▲今注目の佐藤友則騎手とはどんな人物なのか
JRAの舞台に乗り込み、前走、流れに乗れず惨敗した馬を絶好位の3番手追走から粘りこませるなど、穴をあけまくっている地方の騎手がいる。佐藤友則。笠松所属の彼は、10月30日に地方競馬通算1000勝を達成。今年は積極的に全国遠征をし、日本一レースに騎乗している騎手と思わせるほどハードスケジュールの日々を過ごす。一体どんな人物なのか。(取材・文:大恵陽子)
JRAでも万馬券連発
佐藤友則騎手がJRA初勝利を挙げたのは2008年4月19日、最低人気のクイックリープ(栗東・柴田光陽厩舎)。それ以降、頻度は少ないながら毎年JRAに遠征はしていたが、勝利や連対はなかった。
しかし、今年に入って1着2回、2着3回、3着2回、着外55回(11/30現在)。夏の小倉では100万円馬券を演出した。騎乗馬はポッドシルビア(牝2、栗東・西村真幸厩舎)。

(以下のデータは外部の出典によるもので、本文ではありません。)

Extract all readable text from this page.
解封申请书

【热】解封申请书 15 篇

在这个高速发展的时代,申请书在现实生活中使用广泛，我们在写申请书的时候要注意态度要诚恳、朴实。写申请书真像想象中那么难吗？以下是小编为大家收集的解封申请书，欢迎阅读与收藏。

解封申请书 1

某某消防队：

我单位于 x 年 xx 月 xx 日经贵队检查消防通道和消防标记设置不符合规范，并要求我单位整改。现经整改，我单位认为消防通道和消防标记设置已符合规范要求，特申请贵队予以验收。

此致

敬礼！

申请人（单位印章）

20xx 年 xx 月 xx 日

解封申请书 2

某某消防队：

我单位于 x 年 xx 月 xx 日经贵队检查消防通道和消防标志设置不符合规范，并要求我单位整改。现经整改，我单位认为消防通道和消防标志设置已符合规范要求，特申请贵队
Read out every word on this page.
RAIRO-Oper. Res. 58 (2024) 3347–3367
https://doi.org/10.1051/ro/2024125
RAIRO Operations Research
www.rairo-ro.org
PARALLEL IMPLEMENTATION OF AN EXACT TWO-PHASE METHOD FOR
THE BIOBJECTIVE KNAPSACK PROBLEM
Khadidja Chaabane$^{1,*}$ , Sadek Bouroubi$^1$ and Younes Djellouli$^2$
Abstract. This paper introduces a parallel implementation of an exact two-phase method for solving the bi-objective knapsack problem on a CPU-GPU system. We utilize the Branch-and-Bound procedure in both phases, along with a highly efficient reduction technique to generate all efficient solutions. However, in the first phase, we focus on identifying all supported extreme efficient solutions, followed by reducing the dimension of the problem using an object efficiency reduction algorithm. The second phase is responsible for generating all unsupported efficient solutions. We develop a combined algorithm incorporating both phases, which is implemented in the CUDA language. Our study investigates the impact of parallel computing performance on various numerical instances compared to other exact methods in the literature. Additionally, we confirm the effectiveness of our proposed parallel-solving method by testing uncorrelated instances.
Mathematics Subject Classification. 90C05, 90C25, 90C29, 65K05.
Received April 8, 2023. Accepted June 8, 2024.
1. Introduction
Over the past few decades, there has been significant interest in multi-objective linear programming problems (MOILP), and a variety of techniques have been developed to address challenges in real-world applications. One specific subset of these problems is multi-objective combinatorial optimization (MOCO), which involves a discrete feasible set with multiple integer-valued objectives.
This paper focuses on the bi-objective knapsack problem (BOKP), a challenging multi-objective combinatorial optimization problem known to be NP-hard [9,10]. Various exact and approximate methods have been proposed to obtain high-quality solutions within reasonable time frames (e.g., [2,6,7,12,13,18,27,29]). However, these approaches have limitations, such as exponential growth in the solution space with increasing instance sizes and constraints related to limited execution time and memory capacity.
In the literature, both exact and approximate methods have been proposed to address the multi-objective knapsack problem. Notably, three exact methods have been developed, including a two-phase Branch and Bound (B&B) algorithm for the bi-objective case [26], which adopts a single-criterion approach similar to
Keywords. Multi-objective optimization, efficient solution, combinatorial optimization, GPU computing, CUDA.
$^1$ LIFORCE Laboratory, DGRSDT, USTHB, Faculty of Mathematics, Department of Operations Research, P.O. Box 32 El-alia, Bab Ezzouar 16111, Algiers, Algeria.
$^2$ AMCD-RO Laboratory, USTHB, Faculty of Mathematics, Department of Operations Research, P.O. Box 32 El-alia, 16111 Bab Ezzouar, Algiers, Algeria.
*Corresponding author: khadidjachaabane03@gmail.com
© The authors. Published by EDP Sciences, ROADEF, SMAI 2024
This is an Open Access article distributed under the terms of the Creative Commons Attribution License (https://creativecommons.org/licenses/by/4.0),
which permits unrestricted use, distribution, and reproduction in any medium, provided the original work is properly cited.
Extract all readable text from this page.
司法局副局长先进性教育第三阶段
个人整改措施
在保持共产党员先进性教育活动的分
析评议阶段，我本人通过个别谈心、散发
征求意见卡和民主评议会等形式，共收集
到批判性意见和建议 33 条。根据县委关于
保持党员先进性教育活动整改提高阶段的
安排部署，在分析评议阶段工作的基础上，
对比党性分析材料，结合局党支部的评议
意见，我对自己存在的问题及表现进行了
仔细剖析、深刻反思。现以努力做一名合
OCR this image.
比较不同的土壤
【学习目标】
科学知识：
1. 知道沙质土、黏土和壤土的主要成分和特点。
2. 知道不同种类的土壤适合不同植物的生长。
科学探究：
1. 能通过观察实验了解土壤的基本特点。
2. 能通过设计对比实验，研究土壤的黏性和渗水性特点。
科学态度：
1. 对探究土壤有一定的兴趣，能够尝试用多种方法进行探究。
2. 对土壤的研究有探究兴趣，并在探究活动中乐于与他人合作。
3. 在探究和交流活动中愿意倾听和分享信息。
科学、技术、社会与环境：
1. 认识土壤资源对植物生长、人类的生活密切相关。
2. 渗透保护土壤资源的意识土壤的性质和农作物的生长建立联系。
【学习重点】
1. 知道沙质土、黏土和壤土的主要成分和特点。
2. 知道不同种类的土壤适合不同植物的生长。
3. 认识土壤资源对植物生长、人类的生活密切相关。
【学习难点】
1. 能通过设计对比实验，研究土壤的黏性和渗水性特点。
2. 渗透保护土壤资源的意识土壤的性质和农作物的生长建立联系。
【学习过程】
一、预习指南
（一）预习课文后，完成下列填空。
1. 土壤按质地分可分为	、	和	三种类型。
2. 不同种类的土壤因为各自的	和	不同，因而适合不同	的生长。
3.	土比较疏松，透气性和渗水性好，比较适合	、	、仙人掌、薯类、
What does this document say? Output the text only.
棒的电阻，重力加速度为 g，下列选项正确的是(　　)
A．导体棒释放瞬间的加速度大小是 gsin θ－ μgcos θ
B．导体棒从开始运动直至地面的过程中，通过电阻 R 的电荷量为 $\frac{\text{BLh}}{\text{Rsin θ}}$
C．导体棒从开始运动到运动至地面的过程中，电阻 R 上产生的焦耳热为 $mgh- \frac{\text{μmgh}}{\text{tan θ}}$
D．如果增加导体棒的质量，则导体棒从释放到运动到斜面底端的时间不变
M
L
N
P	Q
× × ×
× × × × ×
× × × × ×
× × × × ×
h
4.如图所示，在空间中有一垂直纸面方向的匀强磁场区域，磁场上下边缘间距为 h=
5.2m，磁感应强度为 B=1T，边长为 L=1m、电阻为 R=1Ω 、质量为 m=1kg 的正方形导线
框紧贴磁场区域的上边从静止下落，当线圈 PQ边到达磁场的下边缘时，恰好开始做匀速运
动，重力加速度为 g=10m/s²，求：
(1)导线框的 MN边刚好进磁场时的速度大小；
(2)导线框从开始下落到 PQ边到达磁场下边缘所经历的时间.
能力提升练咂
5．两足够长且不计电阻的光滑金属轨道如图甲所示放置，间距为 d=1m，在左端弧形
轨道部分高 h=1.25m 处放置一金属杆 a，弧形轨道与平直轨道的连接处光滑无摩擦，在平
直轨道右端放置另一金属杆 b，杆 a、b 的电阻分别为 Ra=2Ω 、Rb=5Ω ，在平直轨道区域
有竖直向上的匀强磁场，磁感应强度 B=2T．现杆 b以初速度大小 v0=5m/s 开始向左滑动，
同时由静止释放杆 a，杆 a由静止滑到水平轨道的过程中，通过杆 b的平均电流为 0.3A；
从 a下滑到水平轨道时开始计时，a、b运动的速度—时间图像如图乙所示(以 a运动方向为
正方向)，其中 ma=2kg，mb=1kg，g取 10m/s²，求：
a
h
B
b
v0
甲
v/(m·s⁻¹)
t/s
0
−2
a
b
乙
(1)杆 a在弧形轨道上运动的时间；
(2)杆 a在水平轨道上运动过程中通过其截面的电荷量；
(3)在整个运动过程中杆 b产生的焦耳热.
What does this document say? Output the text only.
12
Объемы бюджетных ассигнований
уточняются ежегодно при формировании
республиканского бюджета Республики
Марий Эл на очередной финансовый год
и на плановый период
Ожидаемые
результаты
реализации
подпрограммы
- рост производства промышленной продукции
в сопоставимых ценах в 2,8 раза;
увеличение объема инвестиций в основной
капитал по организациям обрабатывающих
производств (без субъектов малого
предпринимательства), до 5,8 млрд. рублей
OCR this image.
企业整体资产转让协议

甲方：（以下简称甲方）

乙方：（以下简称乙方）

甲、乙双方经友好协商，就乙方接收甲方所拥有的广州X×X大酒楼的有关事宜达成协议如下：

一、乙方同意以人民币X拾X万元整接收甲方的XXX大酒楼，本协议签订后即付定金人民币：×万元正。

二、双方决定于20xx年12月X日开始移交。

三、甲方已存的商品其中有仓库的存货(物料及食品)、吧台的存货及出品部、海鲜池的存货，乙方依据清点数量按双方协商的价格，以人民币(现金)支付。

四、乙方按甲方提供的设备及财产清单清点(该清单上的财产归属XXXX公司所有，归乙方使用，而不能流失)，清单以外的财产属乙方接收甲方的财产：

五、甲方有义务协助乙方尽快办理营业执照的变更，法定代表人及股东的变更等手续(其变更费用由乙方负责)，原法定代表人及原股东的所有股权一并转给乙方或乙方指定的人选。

前走のデビュー戦では後方2番手のまま勝ち馬から3.5秒離されゴールしたたため、ファンは単勝238.1倍の評価をした。しかし、ゲートが開くとすっと3番手につけ、直線で一度は後続に飲み込まれるかと思われたところ再び伸びて2着(同着)となった。
「ゲートを出ないと聞いていたので、自分なりに『こうしたら速く出るかな』と考える返し馬をしました。それに競走馬って、レースを使ううちにゲートを出るようになるので、2戦目の上積みもあったと思います。すべてが上手くかみ合いました」 他にも、3月には単勝万馬券のケイアイヴァーゲ(栗東・西村真幸厩舎)で逃げ粘って3着など複勝回収率は100%を超える。
「色んな人との出会いがあって、今年は特にたくさん遠征に行かせていただいています。本当にありがたいですよね。今年のJRAでの2勝はともにクラブの馬で、会員さんからもたくさんの声を聞くと、勝つことの大切さをより感じました」▲今年のJRAでの2勝、サンフレイム(上)とレーヌドブリエ(下)はどちらも一口クラブの所有馬
佐藤騎手が穴をあける時、ある傾向が見受けられる。近走で後方のままレースを終えてしまうことが多かった馬で好位につけ、直線でも脚色衰えず上位にくい込ませる。スタートの上手さや一工夫必要な馬を動かす技術があるのだろうか。
笠松はいい教科書の宝庫だった
10月30日、地方競馬通算1000勝を達成した。